In Visual C++ 2013, it is legal to assign a temporary value to a const reference, for example
const int& a = 1;
In a large software project, I now stumbled upon a single line of code that took around 10 ms to execute:
const std::vector<Item>& desc = (hasItems) ? instance->getItems() : std::vector<Item>();
Item is a struct with around 20 bytes, instance->getItems() returns a const std::vector< Item>&. I did not see any reason why this line should take longer than an instant to execute, so I played around a bit and found out that
const std::vector<Item>& desc = std::vector<Item>();
also takes 10 ms, while
std::vector<Item> items;
const std::vector<Item>& desc = items;
is near-instant, i.e. 0.00.. ms, as you would expect.
The thing is, I can reliably reproduce this issue in the existing, complex software project, but in any condensed minimal example, both versions run equally fast. I have tested all of this in a release build with optimizations enabled. Is there any chance that one of these optimization makes this exception to assign a value to a const reference really slow? I would really like to know what causes this behavior. Does anyone have a clue what causes this?

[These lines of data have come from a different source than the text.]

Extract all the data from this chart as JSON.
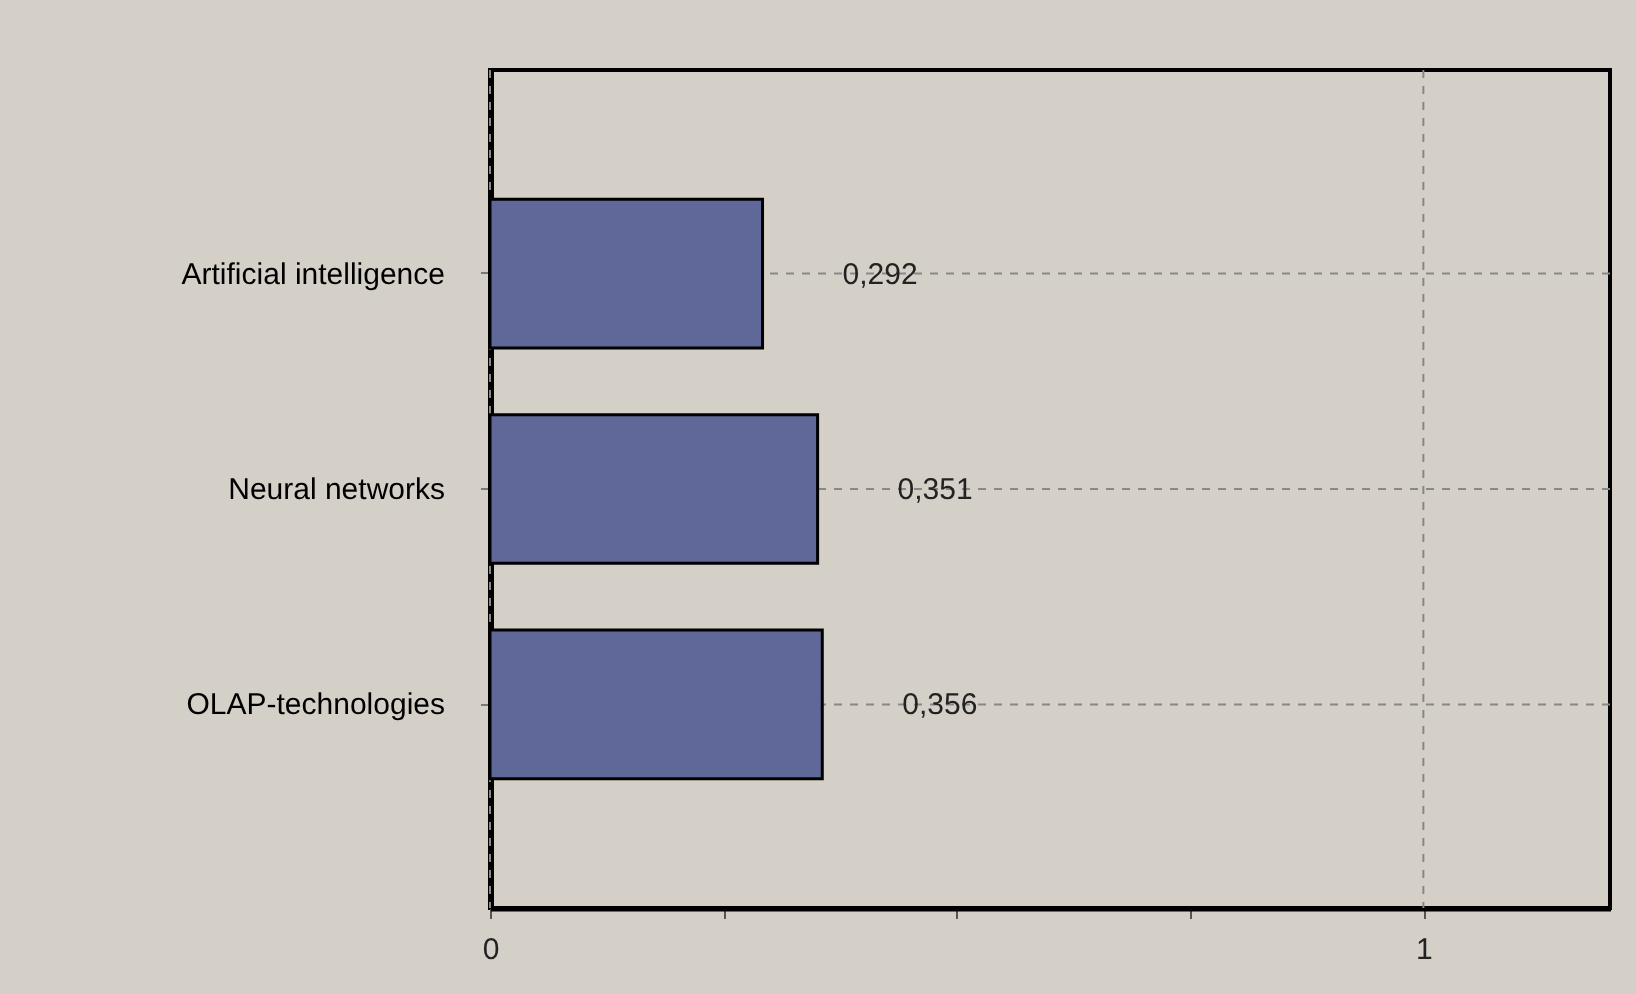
{
  "chart_data": {
    "type": "bar",
    "orientation": "horizontal",
    "categories": [
      "Artificial intelligence",
      "Neural networks",
      "OLAP-technologies"
    ],
    "values": [
      0.292,
      0.351,
      0.356
    ],
    "value_labels": [
      "0,292",
      "0,351",
      "0,356"
    ],
    "color": "#5f6899",
    "xlim": [
      0,
      1.2
    ],
    "xticks": [
      0,
      {
        "value": 0.25,
        "label": null
      },
      {
        "value": 0.5,
        "label": null
      },
      {
        "value": 0.75,
        "label": null
      },
      1
    ],
    "grid": true
  }
}
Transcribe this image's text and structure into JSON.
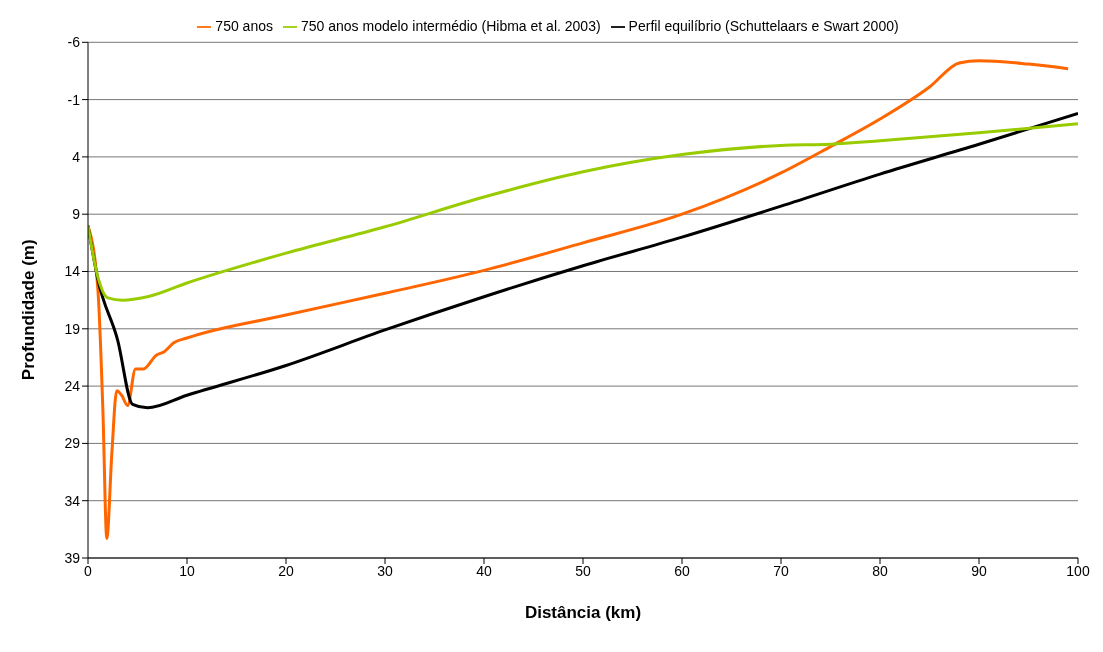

Following up, is there a warning for assigning a value to a const reference that I accidentally disabled? If so, what is its id? It would be handy if the compiler could point out other places in the code where this happens.
Edit: The timings were done with a simple CPU clock right before and right after the code of interest, divided by the clock cycles per second. It's not too accurate, but gives you a general idea of the difference between 10.something and 0.something. And it's not fluctuating in any way, it is perfectly reproducible in this specific example. There is a significant difference in execution time.
答案 0 :(得分:2)
const std::vector<Item>& desc = (hasItems) ? instance->getItems() : std::vector<Item>();
你可能没想到,但这一行会复制getItems的返回值所引用的向量。
正式地,由条件运算符执行的类型强制规则共同实现了这一点。实际上,编译器别无选择:当引用绑定到临时引用时,编译器需要生成代码以在引用最终超出范围时销毁该临时代码 - 但如果相同的引用可以绑定到那么这将变得棘手有时是临时的,有时是左右的。正是为了避免这种情况,编写类型强制规则以确保在您的情况下在条件的两个分支上创建临时。
这样的事情应该会有所帮助:
std::vector<Item> blank;
const std::vector<Item>& desc =
(hasItems) ? instance->getItems() : blank;
或者,我想,你可以设计getItems()以在没有项目的情况下返回对有效空向量的引用,并且不需要调用者跳过箍。为此目的保留一个静态的常常为空的向量变量并非不合理。